Pathway-Driven Discovery of Rare Mutational Impact on Cancer

1Interdisciplinary Program in Bioinformatics, Seoul National University, San 56-1, Shilim-dong, Kwanak-gu, Seoul 151-742, Republic of Korea
2Samsung Genome Institute, Samsung Medical Center, Irwon-ro 81, Seoul 136-710, Republic of Korea
3Department of Statistics, Seoul National University, San 56-1, Shilim-dong, Kwanak-gu, Seoul 151-742, Republic of Korea

Received 31 January 2014; Accepted 14 March 2014; Published 4 May 2014

Academic Editor: FangXiang Wu

Copyright © 2014 TaeJin Ahn and Taesung Park.

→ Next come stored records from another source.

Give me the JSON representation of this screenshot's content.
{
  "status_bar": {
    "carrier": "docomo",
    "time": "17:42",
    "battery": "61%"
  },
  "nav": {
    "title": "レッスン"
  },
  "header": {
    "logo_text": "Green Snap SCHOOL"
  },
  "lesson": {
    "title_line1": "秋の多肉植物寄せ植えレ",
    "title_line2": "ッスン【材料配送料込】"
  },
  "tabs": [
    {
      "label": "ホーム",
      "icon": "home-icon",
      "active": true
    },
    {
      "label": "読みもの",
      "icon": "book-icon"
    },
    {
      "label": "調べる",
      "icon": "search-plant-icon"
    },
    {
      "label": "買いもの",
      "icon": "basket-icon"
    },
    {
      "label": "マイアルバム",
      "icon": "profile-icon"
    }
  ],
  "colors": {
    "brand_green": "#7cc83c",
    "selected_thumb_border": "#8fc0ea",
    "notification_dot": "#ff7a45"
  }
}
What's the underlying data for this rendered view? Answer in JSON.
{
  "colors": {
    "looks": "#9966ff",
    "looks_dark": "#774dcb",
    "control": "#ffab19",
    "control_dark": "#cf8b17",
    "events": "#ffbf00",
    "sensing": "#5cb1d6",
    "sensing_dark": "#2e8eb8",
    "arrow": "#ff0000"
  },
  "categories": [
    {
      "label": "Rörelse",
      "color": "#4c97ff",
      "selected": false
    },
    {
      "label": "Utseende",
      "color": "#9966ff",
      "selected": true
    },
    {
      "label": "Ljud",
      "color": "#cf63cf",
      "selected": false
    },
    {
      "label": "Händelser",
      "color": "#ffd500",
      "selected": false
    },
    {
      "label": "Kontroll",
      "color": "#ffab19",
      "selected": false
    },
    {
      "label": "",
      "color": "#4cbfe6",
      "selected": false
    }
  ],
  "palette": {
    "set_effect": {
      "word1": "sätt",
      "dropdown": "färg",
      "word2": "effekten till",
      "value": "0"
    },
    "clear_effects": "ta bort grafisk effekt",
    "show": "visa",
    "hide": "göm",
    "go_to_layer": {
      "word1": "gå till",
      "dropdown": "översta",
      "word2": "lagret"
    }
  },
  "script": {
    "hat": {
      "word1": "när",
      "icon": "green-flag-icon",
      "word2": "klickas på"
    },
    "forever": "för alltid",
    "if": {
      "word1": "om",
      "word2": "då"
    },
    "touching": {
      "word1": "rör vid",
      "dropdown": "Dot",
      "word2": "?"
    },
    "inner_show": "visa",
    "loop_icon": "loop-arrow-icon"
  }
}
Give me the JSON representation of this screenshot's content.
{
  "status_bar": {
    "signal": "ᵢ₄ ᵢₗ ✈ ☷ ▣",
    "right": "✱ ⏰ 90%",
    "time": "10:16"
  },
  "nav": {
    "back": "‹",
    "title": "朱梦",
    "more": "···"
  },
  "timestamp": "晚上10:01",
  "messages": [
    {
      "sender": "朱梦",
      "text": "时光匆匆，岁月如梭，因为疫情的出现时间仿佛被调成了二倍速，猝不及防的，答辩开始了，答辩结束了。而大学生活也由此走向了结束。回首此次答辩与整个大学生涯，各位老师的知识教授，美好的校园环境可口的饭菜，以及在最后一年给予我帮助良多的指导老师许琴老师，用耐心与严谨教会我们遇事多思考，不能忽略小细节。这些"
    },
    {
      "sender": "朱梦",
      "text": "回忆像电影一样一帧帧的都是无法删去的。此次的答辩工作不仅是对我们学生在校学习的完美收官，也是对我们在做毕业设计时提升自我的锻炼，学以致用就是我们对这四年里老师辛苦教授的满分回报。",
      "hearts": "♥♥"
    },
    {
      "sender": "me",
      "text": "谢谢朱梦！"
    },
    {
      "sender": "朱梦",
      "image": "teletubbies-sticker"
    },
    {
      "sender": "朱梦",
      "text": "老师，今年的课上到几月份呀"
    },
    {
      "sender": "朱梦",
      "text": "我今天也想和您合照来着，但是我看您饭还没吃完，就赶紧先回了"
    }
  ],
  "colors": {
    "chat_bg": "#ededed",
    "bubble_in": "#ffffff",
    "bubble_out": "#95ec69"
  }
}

This is an open access article distributed under the Creative Commons Attribution License, which permits unrestricted use, distribution, and reproduction in any medium, provided the original work is properly cited.

Abstract

Identifying driver mutation is important in understanding disease mechanism and future application of custom tailored therapeutic decision. Functional analysis of mutational impact usually focuses on the gene expression level of the mutated gene itself. However, complex regulatory network may cause differential gene expression among functional neighbors of the mutated gene. We suggest a new approach for discovering rare mutations that have real impact in the context of pathway; the philosophy of our method is iteratively combining rare mutations until no more mutations can be added under the condition that the combined mutational event can statistically discriminate pathway level mRNA expression between groups with and without mutational events. Breast cancer patients with somatic mutation and mRNA expression were analyzed by our approach. Our approach is shown to sensitively capture mutations that change pathway level mRNA expression, concurrently discovering important mutations previously reported in breast cancer such as TP53, PIK3CA, and RB1. In addition, out of 15,819 genes considered in breast cancer, our approach identified mutational events of 32 genes showing pathway level mRNA expression differences.